The one caveat may be the possible implosion of one or more of the smokestacks, but Silverstein said he is aware neighbors are worried about that and is asking a demolition contractor to provide cost estimates on ways to take the structures down “manually.”
One of the chief concerns, expressed by several people, was safety.
“There is a huge pile of issues here all related to the relative risk” to neighbors, said Theodora Sobin of Derby Street.
Specifically, there were questions about polluting emissions and the operation of a natural gas plant.
“The short answer is (that) safety is our primary concern,” Silverstein said. “Every safety feature that is appropriate will be built into the plant.”
Footprint consultants will address those issues in more detail at future meetings, he said.
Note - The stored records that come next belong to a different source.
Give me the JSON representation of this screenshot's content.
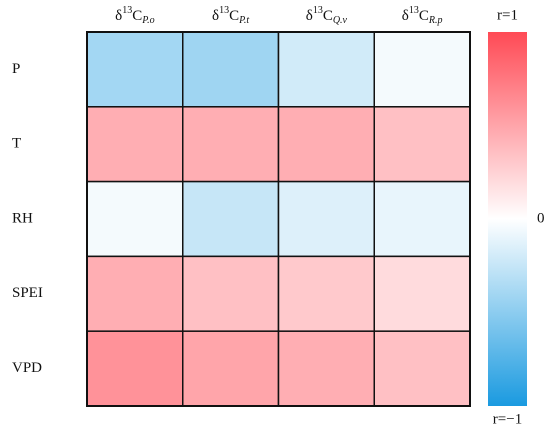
{
  "chart_data": {
    "type": "heatmap",
    "x_categories": [
      {
        "base": "δ",
        "sup": "13",
        "main": "C",
        "sub": "P.o"
      },
      {
        "base": "δ",
        "sup": "13",
        "main": "C",
        "sub": "P.t"
      },
      {
        "base": "δ",
        "sup": "13",
        "main": "C",
        "sub": "Q.v"
      },
      {
        "base": "δ",
        "sup": "13",
        "main": "C",
        "sub": "R.p"
      }
    ],
    "y_categories": [
      "P",
      "T",
      "RH",
      "SPEI",
      "VPD"
    ],
    "values": [
      [
        -0.4,
        -0.42,
        -0.2,
        -0.05
      ],
      [
        0.45,
        0.45,
        0.45,
        0.35
      ],
      [
        -0.05,
        -0.25,
        -0.15,
        -0.1
      ],
      [
        0.45,
        0.35,
        0.3,
        0.2
      ],
      [
        0.6,
        0.5,
        0.45,
        0.35
      ]
    ],
    "colors": {
      "low": "#1a9ae0",
      "mid": "#ffffff",
      "high": "#ff4a55"
    },
    "colorbar": {
      "lim": [
        -1,
        1
      ],
      "ticks": [
        {
          "value": 1,
          "label": "r=1"
        },
        {
          "value": 0,
          "label": "0"
        },
        {
          "value": -1,
          "label": "r=−1"
        }
      ]
    }
  }
}
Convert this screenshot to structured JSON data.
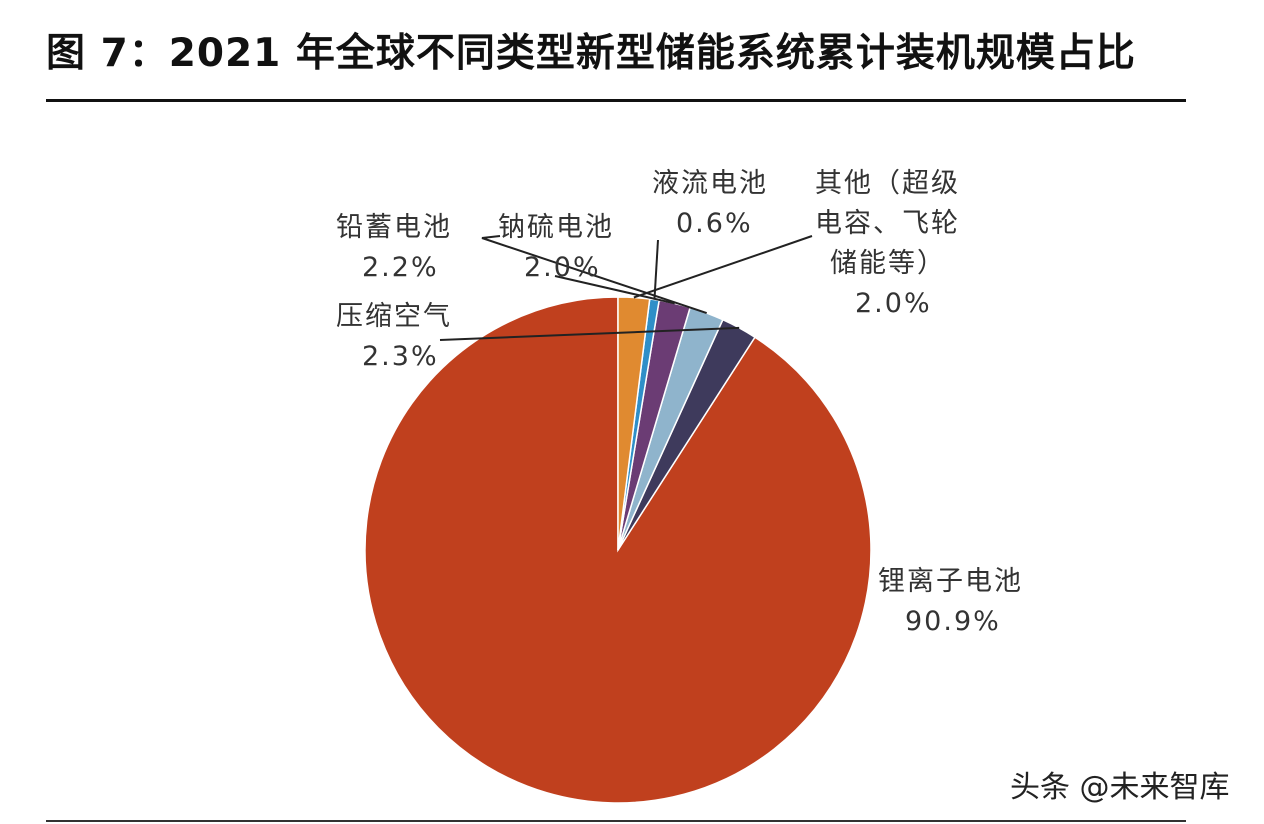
{
  "title": "图 7：2021 年全球不同类型新型储能系统累计装机规模占比",
  "watermark": "头条 @未来智库",
  "chart_data": {
    "type": "pie",
    "title": "图 7：2021 年全球不同类型新型储能系统累计装机规模占比",
    "start_angle": "12 o'clock",
    "direction": "counter-clockwise",
    "slices": [
      {
        "label_lines": [
          "锂离子电池"
        ],
        "value_text": "90.9%",
        "value": 90.9,
        "color": "#c0401e"
      },
      {
        "label_lines": [
          "压缩空气"
        ],
        "value_text": "2.3%",
        "value": 2.3,
        "color": "#3e3a5c"
      },
      {
        "label_lines": [
          "铅蓄电池"
        ],
        "value_text": "2.2%",
        "value": 2.2,
        "color": "#8fb4cc"
      },
      {
        "label_lines": [
          "钠硫电池"
        ],
        "value_text": "2.0%",
        "value": 2.0,
        "color": "#6b3c74"
      },
      {
        "label_lines": [
          "液流电池"
        ],
        "value_text": "0.6%",
        "value": 0.6,
        "color": "#2f8fc8"
      },
      {
        "label_lines": [
          "其他（超级",
          "电容、飞轮",
          "储能等）"
        ],
        "value_text": "2.0%",
        "value": 2.0,
        "color": "#e08a30"
      }
    ]
  }
}
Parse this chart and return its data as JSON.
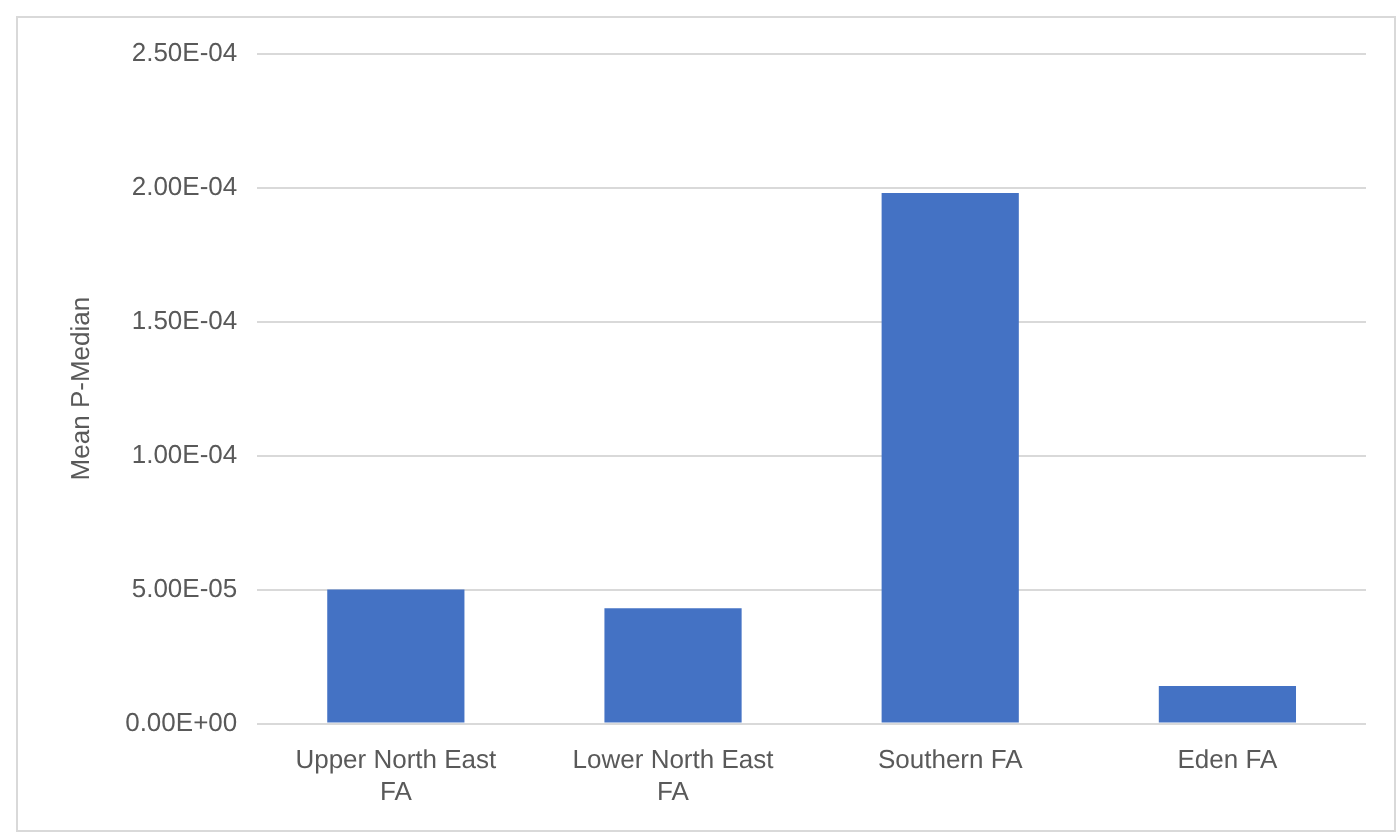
{
  "chart_data": {
    "type": "bar",
    "ylabel": "Mean P-Median",
    "categories": [
      "Upper North East FA",
      "Lower North East FA",
      "Southern FA",
      "Eden FA"
    ],
    "values": [
      5e-05,
      4.3e-05,
      0.000198,
      1.4e-05
    ],
    "color": "#4472c4",
    "ylim": [
      0,
      0.00025
    ],
    "yticks": [
      {
        "value": 0,
        "label": "0.00E+00"
      },
      {
        "value": 5e-05,
        "label": "5.00E-05"
      },
      {
        "value": 0.0001,
        "label": "1.00E-04"
      },
      {
        "value": 0.00015,
        "label": "1.50E-04"
      },
      {
        "value": 0.0002,
        "label": "2.00E-04"
      },
      {
        "value": 0.00025,
        "label": "2.50E-04"
      }
    ],
    "grid": "y",
    "legend": false
  }
}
There were also questions about the gas line to the plant that may have to cross over land to get to the Fort Avenue facility. The decision on the gas line won’t be made by Footprint, Silverstein said, but by Spectra Energy, which owns and operates a large gas line that runs under the ocean from Beverly to Weymouth.
What about demolition? How will all that material be removed? What will the truck traffic be like?
Most of the demolition materials, which include steel oil tanks and brick stacks, will be taken over water by barges, officials said. That also will be the preferred method of transport for construction material.
“Our primary method of removing material and construction equipment will be by marine access,” said Ken Kinkela, a contractor hired by Footprint. “All the big stuff...is going to come by ship.”
The demolition and construction will be done in stages, Kinkela said, beginning in August and ending in April 2016. The new plant is slated to open two months later in June.
At the peak of construction, a period of a few months, there will be about 600 workers on the site. A consultant said they should not impact traffic significantly because they will be arriving by 7 a.m. and leaving in mid-afternoon.
Footprint also announced plans to build a 12-foot acoustical wall around the site to reduce sound during demolition and construction.